C’est tout l’objectif du Pacte asile et migration : mettre en place une gestion européenne de la migration et de l’asile. Il s’agit d’un défi avant tout européen, alors que nous vivons dans un espace de libre circulation. Les migrants cherchent à rejoindre l’Europe dans son ensemble, cela dépasse le seul cadre national. Il nous faut donc des politiques nationales puissantes, en pleine harmonie avec le Pacte européen qui fixe un cadre commun aux 27 Etats membres.

Accélérer les procédures d’asile

Le Pacte asile et migration va considérablement améliorer la gestion des demandes d’asile dans tous les Etats membres.

Le règlement sur les procédures d’asile, pour lequel j’étais rapporteure, prévoit de mettre en place des procédures d’asile plus justes et plus efficaces, afin d’assurer un accès rapide au statut de réfugié pour les personnes qui y ont le droit. Il va en plus permettre d’accélérer l’examen des demandes d’asile pour les personnes qui ont peu de chances de recevoir la protection internationale. Personne n’a intérêt à prolonger ces procédures, ni les Etats, ni les demandeurs d’asile eux-mêmes.

Avec mon groupe Renew Europe, nous avons obtenu plusieurs victoires. D’abord, grâce à notre action, les procédures d’asile sont désormais harmonisées, c’est-à-dire que tous les demandeurs d’asile sont soumis aux mêmes règles dans chacun des Etats membres. Ensuite, nous avons obtenu des garanties importantes en matière de respect des droits fondamentaux des demandeurs d’asile, en particulier dans la procédure d’asile à la frontière. Chaque Etat membre devra désigner un organe indépendant chargé du contrôle des droits fondamentaux dans ces procédures.

Assurer la solidarité entre Etats membres

Autre avancée majeure grâce au Pacte asile et migration, nous mettons en place un mécanisme de solidarité inédit à l’échelle européenne. Ce mécanisme a pour objectif de faciliter la coordination entre les Etats membres et soutenir ceux qui sont soumis à des pressions migratoires soudaines, comme Lampedusa en septembre 2023 où je me suis rendue. Avec la mise en place de ce mécanisme sans précédent, cet épisode de crise migratoire ne se reproduira plus. Les demandeurs d’asile seront répartis entre les Etats membres pour éviter toute paralysie d’un territoire européen et la dégradation des conditions de vie des personnes dans les centres d’accueil.
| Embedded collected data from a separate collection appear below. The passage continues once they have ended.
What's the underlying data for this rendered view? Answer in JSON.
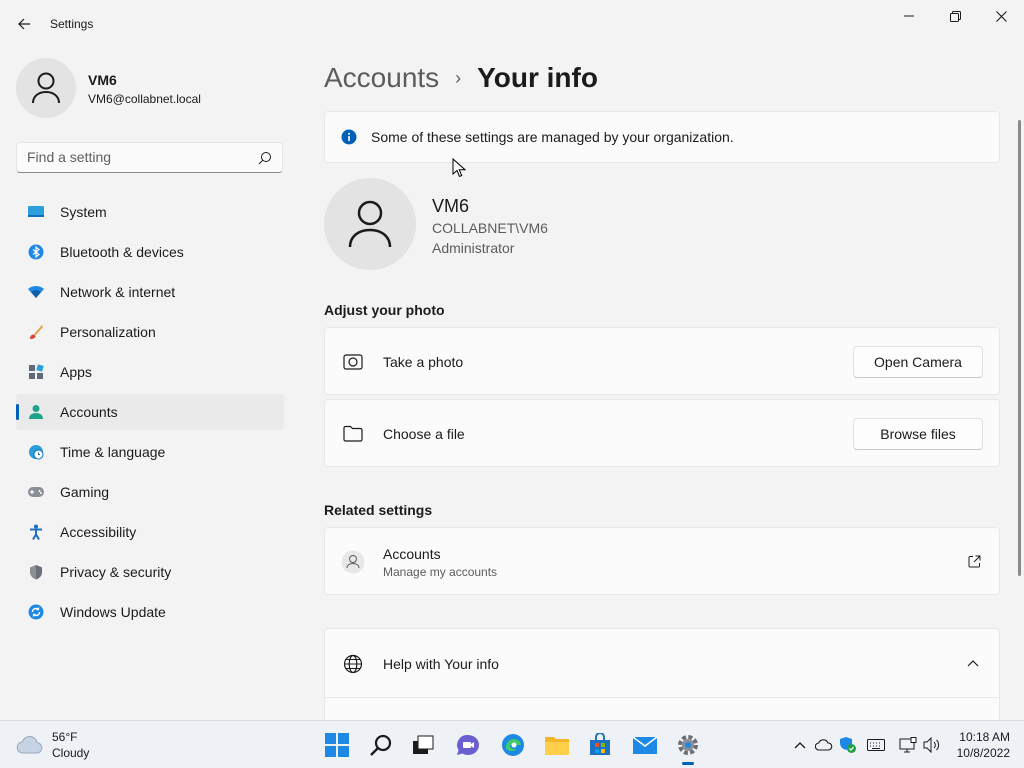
{
  "window": {
    "title": "Settings"
  },
  "profile": {
    "name": "VM6",
    "email": "VM6@collabnet.local"
  },
  "search": {
    "placeholder": "Find a setting"
  },
  "sidebar": {
    "items": [
      {
        "label": "System",
        "icon": "system-icon"
      },
      {
        "label": "Bluetooth & devices",
        "icon": "bluetooth-icon"
      },
      {
        "label": "Network & internet",
        "icon": "wifi-icon"
      },
      {
        "label": "Personalization",
        "icon": "brush-icon"
      },
      {
        "label": "Apps",
        "icon": "apps-icon"
      },
      {
        "label": "Accounts",
        "icon": "person-icon",
        "active": true
      },
      {
        "label": "Time & language",
        "icon": "globe-clock-icon"
      },
      {
        "label": "Gaming",
        "icon": "gamepad-icon"
      },
      {
        "label": "Accessibility",
        "icon": "accessibility-icon"
      },
      {
        "label": "Privacy & security",
        "icon": "shield-icon"
      },
      {
        "label": "Windows Update",
        "icon": "update-icon"
      }
    ]
  },
  "breadcrumb": {
    "parent": "Accounts",
    "separator": "›",
    "current": "Your info"
  },
  "info_bar": {
    "text": "Some of these settings are managed by your organization."
  },
  "user": {
    "name": "VM6",
    "domain": "COLLABNET\\VM6",
    "role": "Administrator"
  },
  "adjust_photo": {
    "title": "Adjust your photo",
    "take_photo": {
      "label": "Take a photo",
      "button": "Open Camera"
    },
    "choose_file": {
      "label": "Choose a file",
      "button": "Browse files"
    }
  },
  "related": {
    "title": "Related settings",
    "accounts": {
      "label": "Accounts",
      "sub": "Manage my accounts"
    }
  },
  "help": {
    "label": "Help with Your info"
  },
  "taskbar": {
    "weather_temp": "56°F",
    "weather_desc": "Cloudy",
    "time": "10:18 AM",
    "date": "10/8/2022"
  },
  "colors": {
    "accent": "#005fb8",
    "background": "#f3f3f3",
    "card": "#fbfbfb"
  }
}
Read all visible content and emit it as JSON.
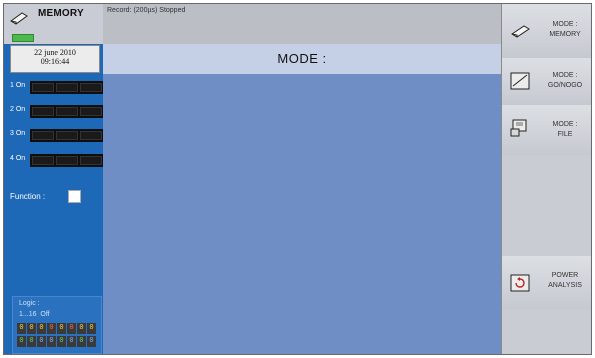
{
  "header": {
    "app_title": "MEMORY",
    "status": "Record: (200µs) Stopped"
  },
  "left_panel": {
    "date": "22 june 2010",
    "time": "09:16:44",
    "channels": [
      {
        "label": "1 On"
      },
      {
        "label": "2 On"
      },
      {
        "label": "3 On"
      },
      {
        "label": "4 On"
      }
    ],
    "function_label": "Function :",
    "logic": {
      "title": "Logic :",
      "range": "1...16",
      "state": "Off",
      "row1": [
        "0",
        "0",
        "0",
        "0",
        "0",
        "0",
        "0",
        "0"
      ],
      "row2": [
        "0",
        "0",
        "0",
        "0",
        "0",
        "0",
        "0",
        "0"
      ]
    }
  },
  "main": {
    "mode_title": "MODE :"
  },
  "menu": {
    "items": [
      {
        "line1": "MODE :",
        "line2": "MEMORY"
      },
      {
        "line1": "MODE :",
        "line2": "GO/NOGO"
      },
      {
        "line1": "MODE :",
        "line2": "FILE"
      },
      {
        "line1": "POWER",
        "line2": "ANALYSIS"
      }
    ]
  },
  "colors": {
    "panel_blue": "#1e68b8",
    "main_blue": "#6f8ec6",
    "battery": "#4db84d"
  }
}
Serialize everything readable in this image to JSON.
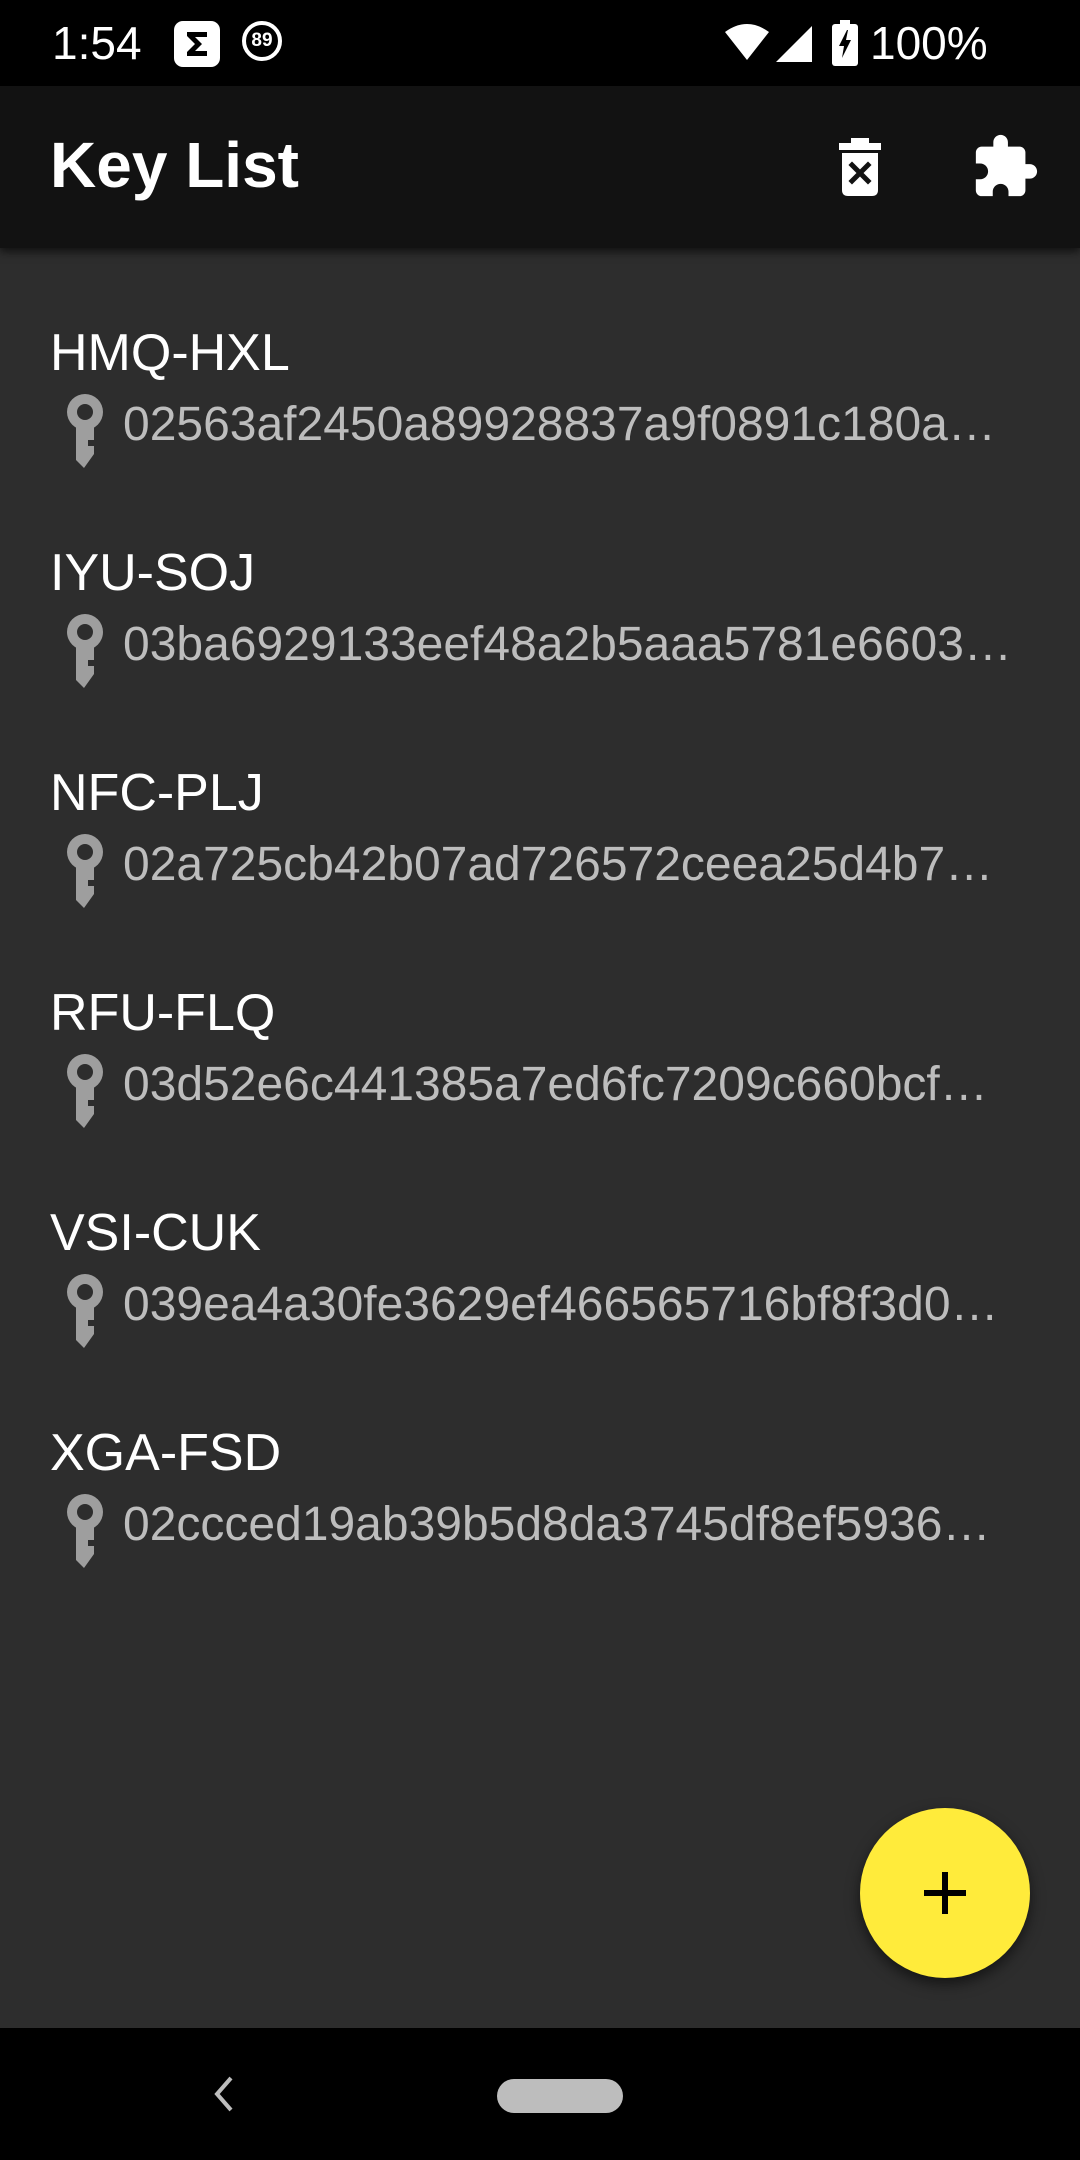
{
  "status_bar": {
    "time": "1:54",
    "notification_badge": "89",
    "battery_percent": "100%"
  },
  "app_bar": {
    "title": "Key List",
    "actions": [
      {
        "icon": "delete-forever-icon"
      },
      {
        "icon": "extension-icon"
      }
    ]
  },
  "keys": [
    {
      "name": "HMQ-HXL",
      "hash": "02563af2450a89928837a9f0891c180a…"
    },
    {
      "name": "IYU-SOJ",
      "hash": "03ba6929133eef48a2b5aaa5781e6603…"
    },
    {
      "name": "NFC-PLJ",
      "hash": "02a725cb42b07ad726572ceea25d4b7…"
    },
    {
      "name": "RFU-FLQ",
      "hash": "03d52e6c441385a7ed6fc7209c660bcf…"
    },
    {
      "name": "VSI-CUK",
      "hash": "039ea4a30fe3629ef466565716bf8f3d0…"
    },
    {
      "name": "XGA-FSD",
      "hash": "02ccced19ab39b5d8da3745df8ef5936…"
    }
  ],
  "fab": {
    "icon": "plus-icon"
  },
  "nav_bar": {
    "back_icon": "back-chevron-icon",
    "home_icon": "home-pill-icon"
  },
  "colors": {
    "app_bar_background": "#121212",
    "list_background": "#2d2d2d",
    "fab_accent": "#ffeb3b",
    "secondary_text": "#bdbdbd"
  }
}
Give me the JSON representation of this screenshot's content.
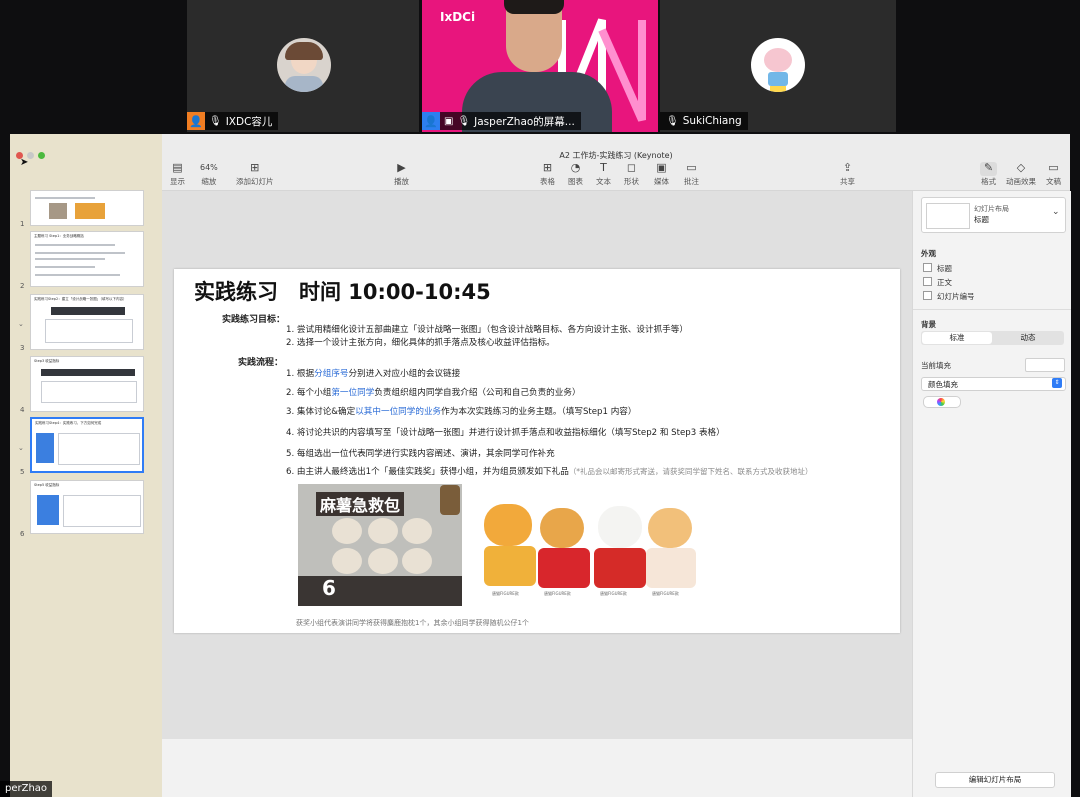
{
  "meeting": {
    "participants": [
      {
        "name": "IXDC容儿"
      },
      {
        "name": "JasperZhao的屏幕..."
      },
      {
        "name": "SukiChiang"
      }
    ],
    "poster_text": "IxDCi",
    "bottom_name": "perZhao"
  },
  "window": {
    "title": "A2 工作坊-实践练习 (Keynote)"
  },
  "toolbar": {
    "show": "显示",
    "zoom_value": "64%",
    "zoom": "缩放",
    "add_slide": "添加幻灯片",
    "play": "播放",
    "table": "表格",
    "chart": "图表",
    "text": "文本",
    "shape": "形状",
    "media": "媒体",
    "comment": "批注",
    "share": "共享",
    "format": "格式",
    "animate": "动画效果",
    "document": "文稿"
  },
  "sidebar": {
    "slide_numbers": [
      "1",
      "2",
      "3",
      "4",
      "5",
      "6"
    ],
    "thumb_titles": [
      "",
      "主题练习 Step1：业务战略概括",
      "实践练习Step2：建立「设计战略一张图」（填写以下内容）",
      "Step3 收益指标",
      "实践练习Step4：实践练习，下方如何完成",
      "Step5 收益指标"
    ]
  },
  "slide": {
    "title": "实践练习　时间 10:00-10:45",
    "goal_label": "实践练习目标：",
    "goals": [
      "1. 尝试用精细化设计五部曲建立「设计战略一张图」（包含设计战略目标、各方向设计主张、设计抓手等）",
      "2. 选择一个设计主张方向，细化具体的抓手落点及核心收益评估指标。"
    ],
    "process_label": "实践流程：",
    "steps": [
      {
        "a": "1. 根据",
        "b": "分组序号",
        "c": "分别进入对应小组的会议链接"
      },
      {
        "a": "2. 每个小组",
        "b": "第一位同学",
        "c": "负责组织组内同学自我介绍（公司和自己负责的业务）"
      },
      {
        "a": "3. 集体讨论&确定",
        "b": "以其中一位同学的业务",
        "c": "作为本次实践练习的业务主题。（填写Step1 内容）"
      },
      {
        "a": "4. 将讨论共识的内容填写至「设计战略一张图」并进行设计抓手落点和收益指标细化（填写Step2 和 Step3 表格）",
        "b": "",
        "c": ""
      },
      {
        "a": "5. 每组选出一位代表同学进行实践内容阐述、演讲，其余同学可作补充",
        "b": "",
        "c": ""
      },
      {
        "a": "6. 由主讲人最终选出1个「最佳实践奖」获得小组，并为组员颁发如下礼品",
        "b": "",
        "c": "（*礼品会以邮寄形式寄送，请获奖同学留下姓名、联系方式及收获地址）"
      }
    ],
    "package_text": "麻薯急救包",
    "package_number": "6",
    "figure_labels": [
      "唐猫FIGURE款",
      "唐猫FIGURE款",
      "唐猫FIGURE款",
      "唐猫FIGURE款"
    ],
    "caption": "获奖小组代表演讲同学将获得麋鹿抱枕1个，其余小组同学获得随机公仔1个"
  },
  "inspector": {
    "layout_caption": "幻灯片布局",
    "layout_name": "标题",
    "appearance": "外观",
    "opt_title": "标题",
    "opt_body": "正文",
    "opt_number": "幻灯片编号",
    "background": "背景",
    "tab_standard": "标准",
    "tab_dynamic": "动态",
    "current_fill": "当前填充",
    "fill_type": "颜色填充",
    "edit_layout": "编辑幻灯片布局"
  },
  "colors": {
    "pink_poster": "#e8157d",
    "link_blue": "#2a6bd6",
    "sidebar_bg": "#e8e2cc",
    "selected_thumb": "#2f7cf6"
  }
}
Une fois adopté, le grand défi qui nous attend, pour la prochaine législature, est la bonne mise en œuvre des nouvelles règles dans les Etats membres, de manière uniforme et fidèlement à l’esprit voulu par le législateur européen.

Le Parlement européen va pleinement jouer son rôle de contrôle et de vigie afin de s’assurer que les garanties en matière de droits fondamentaux soient bien respectées dans cette phase de mise en œuvre.


CONTRE

Damien Carême, député européen Verts/ALE, membre de la commission des Libertés civiles au Parlement européen, candidat de la liste La France insoumise aux élections européennes 2024. 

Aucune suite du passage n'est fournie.